To expand this accessibility, Cobble primarily relied on word-of-mouth when getting off the ground, said head developer and third-year statistics student Oliver Melgrove. Now, however, he said Cobble’s community has expanded with a mailing list, club events and a corresponding Discord server.

Though Cobble is still in its infancy, Ali said he and his fellow co-founders are making plans for the site’s continued evolution. Currently, Cobble is only available to UCLA students through the UCLA Logon system, but Ali said he envisions Cobble eventually being accessible to college students nationwide. He said UCLA is the best place to start such a project because of the accessibility of on-campus resources that have simplified the process of extending Cobble’s reach.

“At our age as college students, you’re concentrating on people who are in their creative and intellectual prime,” Ali said. “(Expanding Cobble) would be extremely conducive to, in some ways, an artistic revolution.”

[Related: UCLA student crochets for a cause by donating business profits to charities]

The co-founders’ main priorities for Cobble are to keep improving site functionality, and Melgrove said a specific goal was removing the Duo Mobile unlock requirement currently in place whenever users log in.
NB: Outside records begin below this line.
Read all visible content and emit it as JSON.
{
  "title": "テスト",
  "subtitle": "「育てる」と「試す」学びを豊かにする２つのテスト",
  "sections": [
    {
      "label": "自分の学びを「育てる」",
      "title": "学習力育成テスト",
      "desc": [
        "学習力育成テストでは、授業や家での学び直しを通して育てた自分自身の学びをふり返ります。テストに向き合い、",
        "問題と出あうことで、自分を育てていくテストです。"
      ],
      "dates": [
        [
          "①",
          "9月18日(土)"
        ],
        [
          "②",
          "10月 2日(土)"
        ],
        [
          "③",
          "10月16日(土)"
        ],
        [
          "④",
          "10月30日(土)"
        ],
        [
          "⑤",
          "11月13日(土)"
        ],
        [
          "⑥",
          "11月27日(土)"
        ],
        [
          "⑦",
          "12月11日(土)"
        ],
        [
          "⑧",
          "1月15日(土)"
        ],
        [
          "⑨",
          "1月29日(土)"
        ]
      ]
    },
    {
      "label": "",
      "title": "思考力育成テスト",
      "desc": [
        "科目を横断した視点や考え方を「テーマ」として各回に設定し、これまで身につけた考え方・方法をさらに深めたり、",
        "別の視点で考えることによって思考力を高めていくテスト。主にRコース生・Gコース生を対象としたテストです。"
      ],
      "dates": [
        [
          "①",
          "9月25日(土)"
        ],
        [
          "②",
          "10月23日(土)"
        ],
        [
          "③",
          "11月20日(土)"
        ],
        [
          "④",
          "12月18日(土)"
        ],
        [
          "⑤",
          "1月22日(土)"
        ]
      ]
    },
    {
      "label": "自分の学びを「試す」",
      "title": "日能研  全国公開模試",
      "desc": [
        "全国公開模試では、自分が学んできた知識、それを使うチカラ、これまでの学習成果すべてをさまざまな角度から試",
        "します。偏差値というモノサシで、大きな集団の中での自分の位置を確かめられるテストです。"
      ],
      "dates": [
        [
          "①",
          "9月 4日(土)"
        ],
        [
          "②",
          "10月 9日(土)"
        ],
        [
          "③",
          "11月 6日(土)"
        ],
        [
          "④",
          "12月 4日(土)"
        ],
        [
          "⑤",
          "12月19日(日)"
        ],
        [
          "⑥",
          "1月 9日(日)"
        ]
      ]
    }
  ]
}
Melgrove said the team plans on pushing the ability to make user projects public to non-UCLA students as well so users can make shareable links to their portfolios. Kim said a calendar broadcasting upcoming creative events taking place across campus is also in the works.

When looking to the future, Owen said he and the other co-founders recognize that most of them are fourth-year students, so they will likely not be able to personally oversee a lot of their future plans for Cobble. To rectify this, Cobble is working with UCLA’s Arts Engagement program and is hoping to partner with the UCLA MakerSpace. Ultimately, Chatterjee said she wants Cobble to be accessible to all college students who may be interested in art, regardless of experience level or time commitment.

“We want to create a space where anyone can be creative and anyone can come to our events or post on our site without any kind of prerequisites,” Chatterjee said. “Anyone can join and everyone is welcome.”